The Berens owned four beaded collars, now in the University of Swansea Egyptology Center. Some experts believe they came from the tomb of a princess in Armana, looted about 1880. If so, the collars may have been given to the princess by her mother, Queen Nefertiti, and if this one's central charm (shown magnified) is Beset, goddess of childbirth (see left), the depiction is 1,000 years older than any previously known. Anyone with evidence of this collar's provenance is asked to email cherylhart at tiscali dot co dot uk.

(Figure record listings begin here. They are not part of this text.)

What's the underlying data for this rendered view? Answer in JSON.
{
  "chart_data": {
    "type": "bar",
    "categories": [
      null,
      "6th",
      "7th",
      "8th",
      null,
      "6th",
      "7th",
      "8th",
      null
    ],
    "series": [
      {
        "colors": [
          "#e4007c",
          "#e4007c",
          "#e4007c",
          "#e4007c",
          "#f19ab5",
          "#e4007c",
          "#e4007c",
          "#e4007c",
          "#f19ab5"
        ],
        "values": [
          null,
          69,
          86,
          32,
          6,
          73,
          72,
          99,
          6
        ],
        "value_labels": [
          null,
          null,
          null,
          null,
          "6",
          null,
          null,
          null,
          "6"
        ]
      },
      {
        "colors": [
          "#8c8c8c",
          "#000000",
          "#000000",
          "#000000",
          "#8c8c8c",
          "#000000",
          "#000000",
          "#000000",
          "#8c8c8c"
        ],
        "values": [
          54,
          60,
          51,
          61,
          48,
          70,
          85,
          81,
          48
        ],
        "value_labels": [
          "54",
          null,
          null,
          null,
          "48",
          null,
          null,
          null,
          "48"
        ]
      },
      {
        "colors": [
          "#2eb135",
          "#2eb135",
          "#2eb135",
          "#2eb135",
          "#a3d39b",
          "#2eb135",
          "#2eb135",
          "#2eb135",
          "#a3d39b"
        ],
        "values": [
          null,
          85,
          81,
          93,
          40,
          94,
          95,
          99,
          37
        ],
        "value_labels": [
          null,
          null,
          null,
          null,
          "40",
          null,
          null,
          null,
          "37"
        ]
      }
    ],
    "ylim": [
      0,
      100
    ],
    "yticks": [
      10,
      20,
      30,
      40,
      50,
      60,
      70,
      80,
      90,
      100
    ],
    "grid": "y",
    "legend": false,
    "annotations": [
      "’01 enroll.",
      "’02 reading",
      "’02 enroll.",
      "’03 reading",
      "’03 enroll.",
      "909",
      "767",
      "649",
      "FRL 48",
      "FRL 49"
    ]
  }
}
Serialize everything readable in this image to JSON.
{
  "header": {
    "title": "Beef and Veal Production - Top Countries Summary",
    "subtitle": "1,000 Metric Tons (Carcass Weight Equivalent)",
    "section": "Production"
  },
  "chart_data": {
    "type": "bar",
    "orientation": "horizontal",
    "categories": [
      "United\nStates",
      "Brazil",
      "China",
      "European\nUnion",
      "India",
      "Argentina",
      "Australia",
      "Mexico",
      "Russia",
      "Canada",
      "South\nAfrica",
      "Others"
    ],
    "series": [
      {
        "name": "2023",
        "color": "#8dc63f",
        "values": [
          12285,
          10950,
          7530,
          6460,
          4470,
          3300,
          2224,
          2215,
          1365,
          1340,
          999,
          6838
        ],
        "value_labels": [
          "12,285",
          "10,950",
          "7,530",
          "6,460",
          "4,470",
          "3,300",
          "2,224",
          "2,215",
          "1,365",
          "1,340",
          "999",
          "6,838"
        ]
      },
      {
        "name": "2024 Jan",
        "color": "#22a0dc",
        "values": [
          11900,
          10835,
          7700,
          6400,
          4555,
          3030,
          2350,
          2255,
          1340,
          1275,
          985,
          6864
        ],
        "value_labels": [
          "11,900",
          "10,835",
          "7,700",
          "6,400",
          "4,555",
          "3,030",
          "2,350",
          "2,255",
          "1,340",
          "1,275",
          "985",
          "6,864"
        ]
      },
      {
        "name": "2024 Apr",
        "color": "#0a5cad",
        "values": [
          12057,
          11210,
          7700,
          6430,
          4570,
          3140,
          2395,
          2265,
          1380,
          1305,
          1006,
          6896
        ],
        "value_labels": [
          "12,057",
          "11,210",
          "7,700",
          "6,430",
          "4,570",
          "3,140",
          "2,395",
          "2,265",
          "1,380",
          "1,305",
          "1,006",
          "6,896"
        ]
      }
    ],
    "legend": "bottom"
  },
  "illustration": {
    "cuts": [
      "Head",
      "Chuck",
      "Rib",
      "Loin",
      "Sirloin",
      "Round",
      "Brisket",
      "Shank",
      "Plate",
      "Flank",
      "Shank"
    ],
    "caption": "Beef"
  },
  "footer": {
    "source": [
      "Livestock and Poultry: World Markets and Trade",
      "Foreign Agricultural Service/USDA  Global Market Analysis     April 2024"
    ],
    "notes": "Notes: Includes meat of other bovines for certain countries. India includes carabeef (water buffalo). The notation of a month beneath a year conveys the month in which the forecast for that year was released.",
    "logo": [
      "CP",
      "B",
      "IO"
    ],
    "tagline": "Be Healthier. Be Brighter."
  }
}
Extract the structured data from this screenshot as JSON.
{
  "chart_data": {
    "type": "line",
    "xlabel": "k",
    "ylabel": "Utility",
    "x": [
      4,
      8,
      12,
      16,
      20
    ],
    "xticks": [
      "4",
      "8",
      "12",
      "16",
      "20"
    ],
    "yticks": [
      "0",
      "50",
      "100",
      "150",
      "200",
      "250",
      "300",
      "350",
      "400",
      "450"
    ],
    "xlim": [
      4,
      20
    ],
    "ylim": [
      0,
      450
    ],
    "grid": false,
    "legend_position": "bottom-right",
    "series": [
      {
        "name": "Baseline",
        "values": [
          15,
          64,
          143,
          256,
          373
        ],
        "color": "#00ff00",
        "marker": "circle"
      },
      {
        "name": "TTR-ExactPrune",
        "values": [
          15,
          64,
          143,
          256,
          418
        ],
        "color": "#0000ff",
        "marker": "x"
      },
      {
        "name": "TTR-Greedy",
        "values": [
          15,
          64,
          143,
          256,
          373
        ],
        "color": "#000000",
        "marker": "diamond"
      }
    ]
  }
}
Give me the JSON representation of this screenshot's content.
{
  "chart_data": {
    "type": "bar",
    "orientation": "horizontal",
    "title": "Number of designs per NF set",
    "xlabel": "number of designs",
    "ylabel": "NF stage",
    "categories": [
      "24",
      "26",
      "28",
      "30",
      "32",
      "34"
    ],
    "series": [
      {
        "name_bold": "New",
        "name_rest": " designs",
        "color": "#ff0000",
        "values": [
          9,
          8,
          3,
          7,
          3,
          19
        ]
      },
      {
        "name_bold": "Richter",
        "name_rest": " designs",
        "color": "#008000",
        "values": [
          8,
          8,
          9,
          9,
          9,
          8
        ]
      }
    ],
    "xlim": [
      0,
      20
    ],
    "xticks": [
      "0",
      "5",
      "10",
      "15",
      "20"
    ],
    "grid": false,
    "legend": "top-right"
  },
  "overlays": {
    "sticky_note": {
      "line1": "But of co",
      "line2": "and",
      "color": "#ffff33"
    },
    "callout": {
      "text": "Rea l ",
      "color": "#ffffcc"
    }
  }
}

In 1915, the Royal Asiatic society published Randolph's monograph The Babylonian tablets of the Berens collection. Many of his prehistoric Egyptian vases are illustrated in a Burlington Fine Arts Club exhibition catalogue and in an article in The Connoisseur. As described in another Connoisseur article, the couple had many other collections, including books (see the bookplate below), old masters and furniture. They owned a bedside table that once belonged to Napoleon Bonaparte, scorch marked where he burnt pastilles to purify the air. The table was auctioned for £96,500 at Christie’s in 2008. Cabinetmaker George Bullock originally sold it for £3 10s.

The gun that Randolph is holding was inscribed "A. Selkirk" & "Largo." It was probably the authentic flintlock musket owned by Alexander Selkirk of Largo, Scotland, whose adventures became Daniel Defoe's inspiration for Robinson Crusoe. In 1910 Randolph told the New York Times how he acquired the gun for twenty shillings (£1). On 21st May 1924 it was sold at auction in London for £250. Selkirk's musket was rediscovered and returned to his family in Largo by Richard Wilson, former editor of the Scotsman Magazine; the story is in his 2009 book The Man Who Was Robinson Crusoe.

Sotheby's auctioned most of Randolph's collections in 1923, though many objects were donated to the British Museum, the V&A and other museums, including the British Library. The next year the remainder was sold, including this St. Cecilia with an Angel by Orazio Gentileschi, now in the National Gallery of Art, Washington, DC.

In the photograph of Ellinor drawing a bow she is bedecked with medals won in archery tournaments. At the age of 77 she had won 536 prizes and was still shooting every Monday afternoon on the West Kent Archery Society grounds at Bickley. Ellinor wrote the chapter on the practice of archery in The Sportswoman's Library (pages 206-232).

Randolph's house was a short walk from the South Kensington Museum (now the V&A) at 14 Princes Gardens. It is now owned by the University of London's Imperial College. The lower floors are offices, while the upper floors provide accommodation for postgraduate students with families. My grandfather Major George McLaughlin died at 14 Princes Gardens. Presumably he had come up from Lyston Hall to be attended at his brother's home by the fashionable physician and surgeon Robert McQueen, LRCP, who signed the death certificate.











           © 2006 G. Harry McLaughlin.